Rapunzel: I'm terrified
Why?
I've been looking out of a window for eighteen years, dreaming about what I might feel like when those lights rise in the sky. What if it's not everything I dreamed it would be?
It will be.
And what if it is? What do I do then?
Well,that's the good part I guess. You get to go find a new dream.

At the ending part with the lanterns, Rapunzel and Flynn are singing a duet, and they are talking about how they finally see each other, and it sounds great, and the scenery is fantastic. And all the girls that are watching the movie are "AWWWWHHHH!!!'-ing and just wriggling with delight in the cute-ness [I'm guessing, I would appreciate it if you let me know for sure ;) ]
Anyway, they are about to kiss, and then Flynn notices something in the background, so he doesn't kiss her. The girls watching the movie seemed pretty disappointed. Again, I am curious about this; mostly as to the girls' thoughts on it :)
This world is dark, and selfish, and cruel. If it finds even the slightest ray of sunshine, it destroys it.

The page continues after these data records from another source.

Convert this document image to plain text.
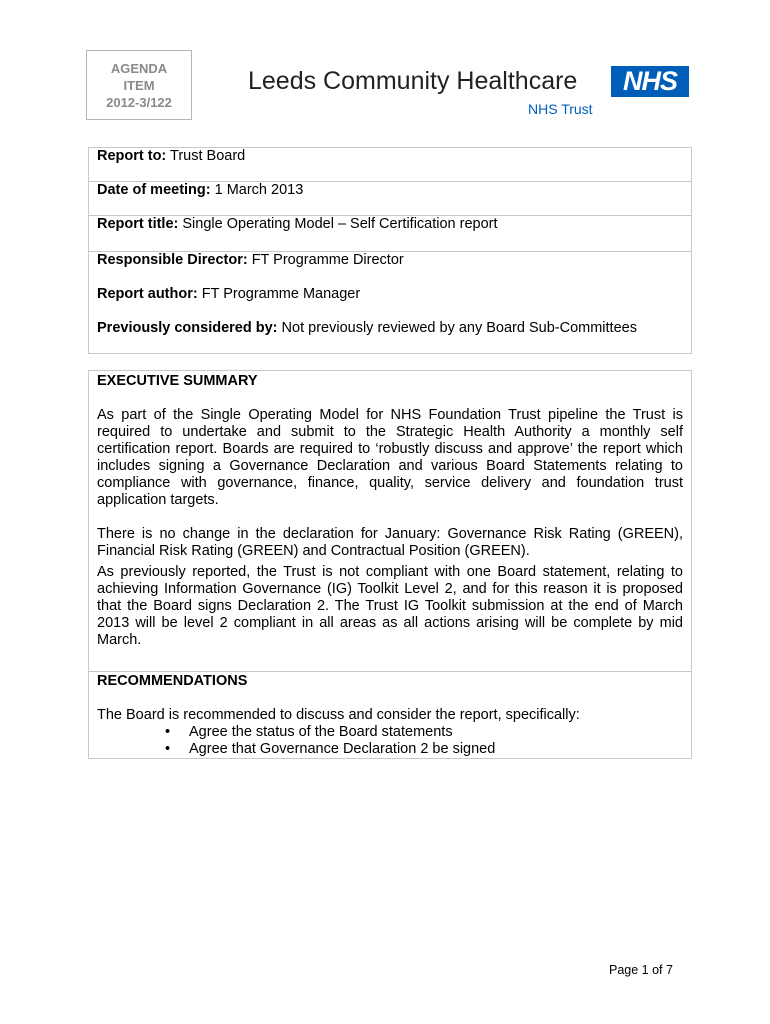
AGENDA
ITEM
2012-3/122
Leeds Community Healthcare	NHS
NHS Trust
Report to: Trust Board
Date of meeting: 1 March 2013
Report title: Single Operating Model – Self Certification report

Responsible Director: FT Programme Director

Report author: FT Programme Manager

Previously considered by: Not previously reviewed by any Board Sub-Committees

EXECUTIVE SUMMARY

As part of the Single Operating Model for NHS Foundation Trust pipeline the Trust is required to undertake and submit to the Strategic Health Authority a monthly self certification report. Boards are required to ‘robustly discuss and approve’ the report which includes signing a Governance Declaration and various Board Statements relating to compliance with governance, finance, quality, service delivery and foundation trust application targets.

There is no change in the declaration for January: Governance Risk Rating (GREEN), Financial Risk Rating (GREEN) and Contractual Position (GREEN).

As previously reported, the Trust is not compliant with one Board statement, relating to achieving Information Governance (IG) Toolkit Level 2, and for this reason it is proposed that the Board signs Declaration 2. The Trust IG Toolkit submission at the end of March 2013 will be level 2 compliant in all areas as all actions arising will be complete by mid March.

RECOMMENDATIONS

The Board is recommended to discuss and consider the report, specifically:

• Agree the status of the Board statements
• Agree that Governance Declaration 2 be signed
Page 1 of 7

This is from the 'mother' and it is actually accurate, in my opinion. Whatever is not of the world is not welcomed by the world...

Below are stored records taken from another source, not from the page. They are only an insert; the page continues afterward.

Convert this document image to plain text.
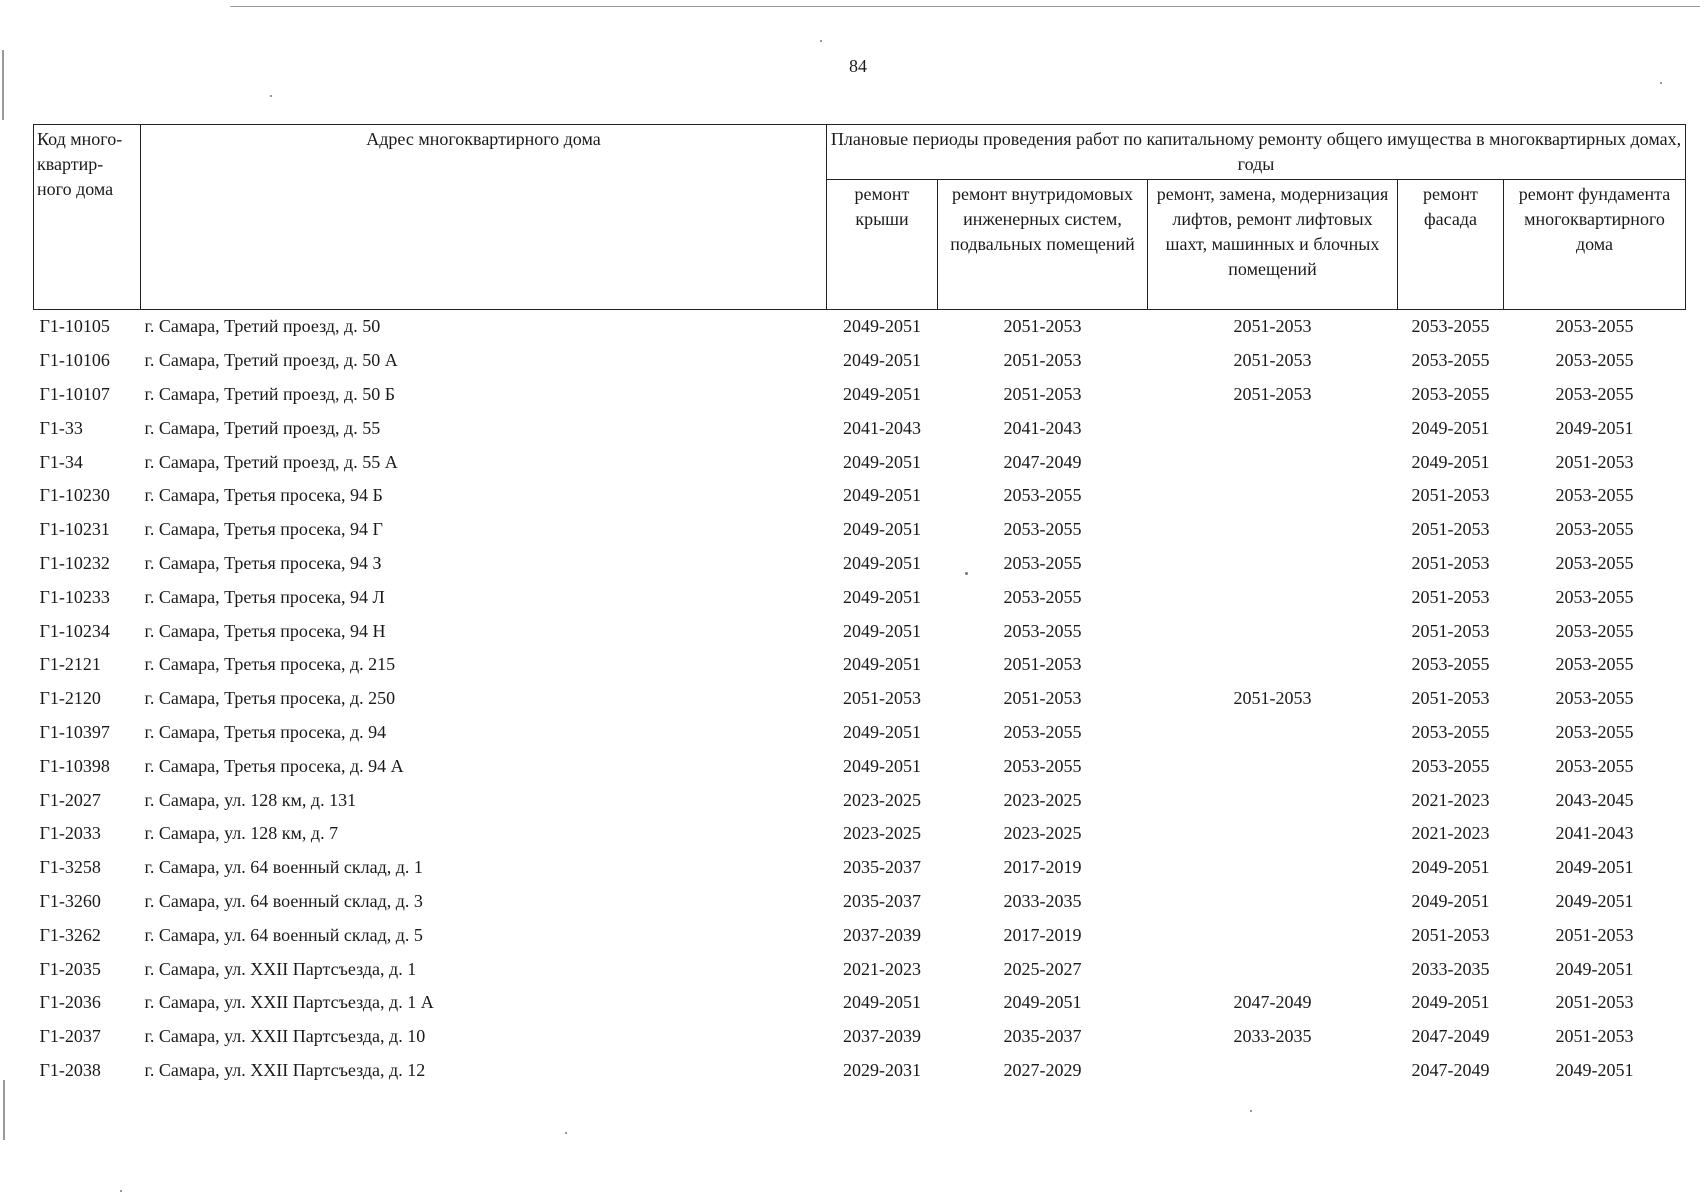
84
Код много-квартир-ного дома	Адрес многоквартирного дома	Плановые периоды проведения работ по капитальному ремонту общего имущества в многоквартирных домах, годы				
		ремонт крыши	ремонт внутридомовых инженерных систем, подвальных помещений	ремонт, замена, модернизация лифтов, ремонт лифтовых шахт, машинных и блочных помещений	ремонт фасада	ремонт фундамента многоквартирного дома
Г1-10105	г. Самара, Третий проезд, д. 50	2049-2051	2051-2053	2051-2053	2053-2055	2053-2055
Г1-10106	г. Самара, Третий проезд, д. 50 А	2049-2051	2051-2053	2051-2053	2053-2055	2053-2055
Г1-10107	г. Самара, Третий проезд, д. 50 Б	2049-2051	2051-2053	2051-2053	2053-2055	2053-2055
Г1-33	г. Самара, Третий проезд, д. 55	2041-2043	2041-2043		2049-2051	2049-2051
Г1-34	г. Самара, Третий проезд, д. 55 А	2049-2051	2047-2049		2049-2051	2051-2053
Г1-10230	г. Самара, Третья просека, 94 Б	2049-2051	2053-2055		2051-2053	2053-2055
Г1-10231	г. Самара, Третья просека, 94 Г	2049-2051	2053-2055		2051-2053	2053-2055
Г1-10232	г. Самара, Третья просека, 94 З	2049-2051	2053-2055		2051-2053	2053-2055
Г1-10233	г. Самара, Третья просека, 94 Л	2049-2051	2053-2055		2051-2053	2053-2055
Г1-10234	г. Самара, Третья просека, 94 Н	2049-2051	2053-2055		2051-2053	2053-2055
Г1-2121	г. Самара, Третья просека, д. 215	2049-2051	2051-2053		2053-2055	2053-2055
Г1-2120	г. Самара, Третья просека, д. 250	2051-2053	2051-2053	2051-2053	2051-2053	2053-2055
Г1-10397	г. Самара, Третья просека, д. 94	2049-2051	2053-2055		2053-2055	2053-2055
Г1-10398	г. Самара, Третья просека, д. 94 А	2049-2051	2053-2055		2053-2055	2053-2055
Г1-2027	г. Самара, ул. 128 км, д. 131	2023-2025	2023-2025		2021-2023	2043-2045
Г1-2033	г. Самара, ул. 128 км, д. 7	2023-2025	2023-2025		2021-2023	2041-2043
Г1-3258	г. Самара, ул. 64 военный склад, д. 1	2035-2037	2017-2019		2049-2051	2049-2051
Г1-3260	г. Самара, ул. 64 военный склад, д. 3	2035-2037	2033-2035		2049-2051	2049-2051
Г1-3262	г. Самара, ул. 64 военный склад, д. 5	2037-2039	2017-2019		2051-2053	2051-2053
Г1-2035	г. Самара, ул. XXII Партсъезда, д. 1	2021-2023	2025-2027		2033-2035	2049-2051
Г1-2036	г. Самара, ул. XXII Партсъезда, д. 1 А	2049-2051	2049-2051	2047-2049	2049-2051	2051-2053
Г1-2037	г. Самара, ул. XXII Партсъезда, д. 10	2037-2039	2035-2037	2033-2035	2047-2049	2051-2053
Г1-2038	г. Самара, ул. XXII Партсъезда, д. 12	2029-2031	2027-2029		2047-2049	2049-2051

If the world hates you, keep in mind that it hated me first. If you belonged to the world, it would love you as its own. As it is, you do not belong to the world, but I have chosen you out of the world. That is why the world hates you. Remember what I told you: ‘A servant is not greater than his master.’ If they persecuted me, they will persecute you also. If they obeyed my teaching, they will obey yours also. They will treat you this way because of my name, for they do not know the one who sent me. If I had not come and spoken to them, they would not be guilty of sin; but now they have no excuse for their sin. Whoever hates me hates my Father as well. If I had not done among them the works no one else did, they would not be guilty of sin. As it is, they have seen, and yet they have hated both me and my Father. But this is to fulfill what is written in their Law: ‘They hated me without reason.’ -John 15:18-25


Flynn: I can't let you do this-
Rapunzel: And I can't let you die...
But if you do this, then you will die...
Its gonna be alright!

Is that love or what?!? :D John 15:13! Boo-Yah!